The biggest adopters are India with 11 projects and South Africa and Uganda with six each.

"Innovative technology could reduce the pressure on public healthcare systems," Daniel Carucci, vice-president of health at the UN Foundation, says.

In Uganda, for example, a multiple choice quiz about HIV/AIDS was sent to 15,000 subscribers on the Celtel network in a rural region, inviting them to answer questions and seek tests.

Users who completed the quiz were given free airtime and each time they answered a question wrong they received a message informing them of the correct response.

At the end of the quiz, a final SMS was sent to motivate participants to go for voluntary testing and counseling at a local health center.

Slightly less than one in five responded and the number of people who went for testing at the center increased from 1,000 to 1,400 during a six-week period, the report says.
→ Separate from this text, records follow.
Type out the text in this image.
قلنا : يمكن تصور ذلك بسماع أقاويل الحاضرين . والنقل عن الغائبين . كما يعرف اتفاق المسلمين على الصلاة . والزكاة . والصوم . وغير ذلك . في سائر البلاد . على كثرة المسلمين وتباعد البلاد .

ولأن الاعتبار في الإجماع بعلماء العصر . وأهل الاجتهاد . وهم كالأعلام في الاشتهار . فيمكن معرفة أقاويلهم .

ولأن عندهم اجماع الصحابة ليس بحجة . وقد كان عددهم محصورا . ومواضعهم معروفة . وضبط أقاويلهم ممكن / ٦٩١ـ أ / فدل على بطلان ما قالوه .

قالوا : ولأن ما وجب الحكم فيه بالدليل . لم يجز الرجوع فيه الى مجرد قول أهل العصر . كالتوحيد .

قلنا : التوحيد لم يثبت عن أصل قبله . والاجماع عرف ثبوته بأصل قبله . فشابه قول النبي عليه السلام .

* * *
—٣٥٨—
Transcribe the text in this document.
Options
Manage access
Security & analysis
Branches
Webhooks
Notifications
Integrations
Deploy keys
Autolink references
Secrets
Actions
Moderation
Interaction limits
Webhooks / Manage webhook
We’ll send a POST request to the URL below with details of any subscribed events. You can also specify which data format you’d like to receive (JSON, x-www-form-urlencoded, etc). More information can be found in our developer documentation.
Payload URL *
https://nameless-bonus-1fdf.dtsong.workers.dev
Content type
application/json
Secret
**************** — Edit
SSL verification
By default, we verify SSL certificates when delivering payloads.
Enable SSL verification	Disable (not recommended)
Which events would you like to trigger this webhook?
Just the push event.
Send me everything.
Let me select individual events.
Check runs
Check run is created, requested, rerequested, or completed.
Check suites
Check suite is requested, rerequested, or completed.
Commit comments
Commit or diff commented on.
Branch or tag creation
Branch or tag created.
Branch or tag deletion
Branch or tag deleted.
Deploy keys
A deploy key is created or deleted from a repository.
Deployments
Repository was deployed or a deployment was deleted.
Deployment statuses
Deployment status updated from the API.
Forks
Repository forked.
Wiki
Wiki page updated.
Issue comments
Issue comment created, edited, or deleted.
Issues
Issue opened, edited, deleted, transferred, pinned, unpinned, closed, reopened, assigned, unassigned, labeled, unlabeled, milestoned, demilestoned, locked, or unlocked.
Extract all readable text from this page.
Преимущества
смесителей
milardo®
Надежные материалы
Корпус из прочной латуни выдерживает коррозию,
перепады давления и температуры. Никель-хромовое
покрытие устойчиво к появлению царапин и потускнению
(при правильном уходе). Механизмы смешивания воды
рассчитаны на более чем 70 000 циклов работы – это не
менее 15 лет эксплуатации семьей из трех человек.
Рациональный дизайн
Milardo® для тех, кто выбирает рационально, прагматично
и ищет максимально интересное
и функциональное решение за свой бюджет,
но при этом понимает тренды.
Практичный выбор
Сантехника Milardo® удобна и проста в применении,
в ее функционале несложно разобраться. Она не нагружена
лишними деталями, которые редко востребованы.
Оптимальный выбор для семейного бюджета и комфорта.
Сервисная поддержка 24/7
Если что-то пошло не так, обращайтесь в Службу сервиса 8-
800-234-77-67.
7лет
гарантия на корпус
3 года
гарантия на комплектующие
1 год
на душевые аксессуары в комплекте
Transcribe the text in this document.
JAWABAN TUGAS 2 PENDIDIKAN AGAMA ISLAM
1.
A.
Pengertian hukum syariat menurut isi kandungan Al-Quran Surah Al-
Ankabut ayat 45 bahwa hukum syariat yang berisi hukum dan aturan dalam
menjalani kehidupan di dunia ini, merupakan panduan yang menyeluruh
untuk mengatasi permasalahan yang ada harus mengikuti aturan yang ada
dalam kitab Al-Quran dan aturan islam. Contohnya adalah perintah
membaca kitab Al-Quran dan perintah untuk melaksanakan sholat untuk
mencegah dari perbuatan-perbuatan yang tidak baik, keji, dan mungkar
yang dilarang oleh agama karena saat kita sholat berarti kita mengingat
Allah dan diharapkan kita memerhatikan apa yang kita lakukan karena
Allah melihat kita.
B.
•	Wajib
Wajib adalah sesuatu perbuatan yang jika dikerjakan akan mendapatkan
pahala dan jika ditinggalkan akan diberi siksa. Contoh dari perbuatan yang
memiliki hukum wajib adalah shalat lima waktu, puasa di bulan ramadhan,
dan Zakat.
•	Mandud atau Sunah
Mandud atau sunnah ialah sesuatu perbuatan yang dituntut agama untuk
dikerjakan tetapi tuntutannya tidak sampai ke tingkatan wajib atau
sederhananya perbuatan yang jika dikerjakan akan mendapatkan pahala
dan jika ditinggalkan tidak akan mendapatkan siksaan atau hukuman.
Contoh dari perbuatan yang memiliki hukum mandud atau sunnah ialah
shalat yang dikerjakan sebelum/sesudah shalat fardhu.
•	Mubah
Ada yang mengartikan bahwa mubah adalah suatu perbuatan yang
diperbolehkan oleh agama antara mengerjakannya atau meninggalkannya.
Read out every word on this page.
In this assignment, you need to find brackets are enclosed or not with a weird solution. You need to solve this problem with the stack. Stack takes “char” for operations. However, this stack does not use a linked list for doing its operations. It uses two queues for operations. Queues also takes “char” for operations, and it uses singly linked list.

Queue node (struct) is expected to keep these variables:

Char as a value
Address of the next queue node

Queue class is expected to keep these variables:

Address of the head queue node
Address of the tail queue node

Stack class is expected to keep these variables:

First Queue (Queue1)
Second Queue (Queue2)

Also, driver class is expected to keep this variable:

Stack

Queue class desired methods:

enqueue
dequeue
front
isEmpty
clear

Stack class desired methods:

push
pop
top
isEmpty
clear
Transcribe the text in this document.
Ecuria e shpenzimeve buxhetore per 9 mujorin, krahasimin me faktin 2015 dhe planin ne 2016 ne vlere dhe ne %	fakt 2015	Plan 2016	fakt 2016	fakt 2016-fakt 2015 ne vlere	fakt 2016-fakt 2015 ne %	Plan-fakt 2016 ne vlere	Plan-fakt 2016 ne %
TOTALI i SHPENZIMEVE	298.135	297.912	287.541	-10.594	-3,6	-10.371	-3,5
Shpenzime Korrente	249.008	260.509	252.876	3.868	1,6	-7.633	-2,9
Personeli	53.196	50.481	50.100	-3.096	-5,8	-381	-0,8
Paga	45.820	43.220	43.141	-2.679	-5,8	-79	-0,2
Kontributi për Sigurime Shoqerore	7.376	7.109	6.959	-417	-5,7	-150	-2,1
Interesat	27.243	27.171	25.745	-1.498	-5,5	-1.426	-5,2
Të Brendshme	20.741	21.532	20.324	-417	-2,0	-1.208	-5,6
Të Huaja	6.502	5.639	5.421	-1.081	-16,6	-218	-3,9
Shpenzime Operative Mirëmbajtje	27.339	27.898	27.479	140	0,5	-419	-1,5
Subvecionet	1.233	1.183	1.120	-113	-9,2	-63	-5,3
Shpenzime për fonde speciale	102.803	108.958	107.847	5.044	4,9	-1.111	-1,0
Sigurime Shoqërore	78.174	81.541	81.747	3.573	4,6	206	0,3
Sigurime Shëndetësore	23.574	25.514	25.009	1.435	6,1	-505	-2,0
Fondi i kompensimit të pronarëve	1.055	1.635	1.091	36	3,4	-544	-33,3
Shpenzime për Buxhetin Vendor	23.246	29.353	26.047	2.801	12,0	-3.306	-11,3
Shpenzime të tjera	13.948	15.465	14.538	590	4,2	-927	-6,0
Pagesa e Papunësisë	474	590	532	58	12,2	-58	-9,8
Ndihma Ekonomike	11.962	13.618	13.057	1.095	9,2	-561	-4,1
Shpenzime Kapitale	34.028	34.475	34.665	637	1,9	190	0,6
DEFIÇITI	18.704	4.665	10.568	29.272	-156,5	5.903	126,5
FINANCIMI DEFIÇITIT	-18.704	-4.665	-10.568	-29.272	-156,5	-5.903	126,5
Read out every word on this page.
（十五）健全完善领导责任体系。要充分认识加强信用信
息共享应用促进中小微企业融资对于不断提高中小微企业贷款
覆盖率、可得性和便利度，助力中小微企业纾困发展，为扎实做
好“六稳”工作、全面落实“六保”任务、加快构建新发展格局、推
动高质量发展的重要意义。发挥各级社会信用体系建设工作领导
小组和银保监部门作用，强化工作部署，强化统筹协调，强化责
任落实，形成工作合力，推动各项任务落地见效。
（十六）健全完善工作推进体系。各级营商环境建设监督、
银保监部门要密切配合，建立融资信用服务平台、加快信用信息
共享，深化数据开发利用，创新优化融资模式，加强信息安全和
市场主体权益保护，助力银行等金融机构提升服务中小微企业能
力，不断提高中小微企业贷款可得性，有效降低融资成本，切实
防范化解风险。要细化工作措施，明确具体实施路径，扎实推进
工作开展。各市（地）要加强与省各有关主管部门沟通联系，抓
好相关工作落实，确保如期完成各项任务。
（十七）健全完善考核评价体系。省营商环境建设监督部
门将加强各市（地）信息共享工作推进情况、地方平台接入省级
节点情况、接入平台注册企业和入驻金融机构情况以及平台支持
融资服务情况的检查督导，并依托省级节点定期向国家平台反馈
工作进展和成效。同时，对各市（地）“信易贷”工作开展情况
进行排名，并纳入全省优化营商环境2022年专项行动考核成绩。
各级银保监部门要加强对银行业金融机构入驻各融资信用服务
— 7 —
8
In another example given in the report, health workers in the Amazonas state of Brazil began filling in surveys last October on their mobile phones on incidences of the mosquito-borne dengue fever.

"The devices are providing us with precision (and) the information we need to develop (effective responses) in the areas where the infection levels are high," Luzia de Melo Mustafa, an Amazonas health agent was quoted as saying.

In Mexico, a medical hotline called MedicallHome was launched in 1998 to provide for people without access to a doctor. They can ring or send an SMS to ask for advice.